Hyundai Europe will not participate in the price war in the EV field, because that would needlessly harm the residual values of existing cars. For lease customers, lowering prices would even be a direct disadvantage, says the CEO.
At least that is what Hyundai Europe CEO Michael Cole is said to have told Automotive News. Cole says he is not crazy about what Tesla is doing, followed to a greater or lesser extent by Ford, Volvo, and (still) some Chinese brands. Cole: “The pricing has to make sense. Competitive positioning is part of that logic, as are sales targets and profitability. Consistent price is also important, both for our direct customers and for our financial partners.”

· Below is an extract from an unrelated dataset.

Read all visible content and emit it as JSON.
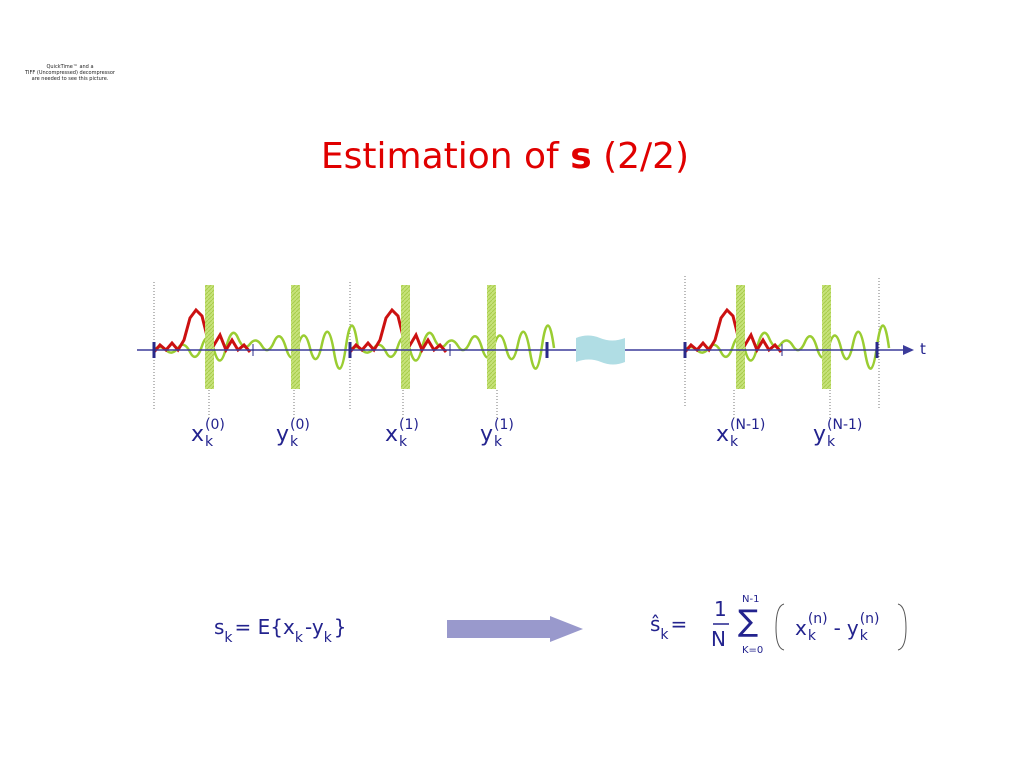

With those financial partners, Cole is referring to leasing companies, among others, and there is perhaps an even greater argument for going for stable prices. Cole points out that leasing companies cheerfully continue sharply falling prices in their lease rates, which would therefore be higher if prices fell. After all, price drops mean depreciation, and such a lease provider feels that in its own wallet. For the significant part of European customers who do not buy an EV, but lease it, a stable price is therefore pleasant, according to Hyundai.
Hyundai simply does not have a good reason to lower prices. Last year it again sold more ‘conventional’ cars and more EVs in Europe, while an all-new Hyundai Kona will appear this year. Also as an EV, of course.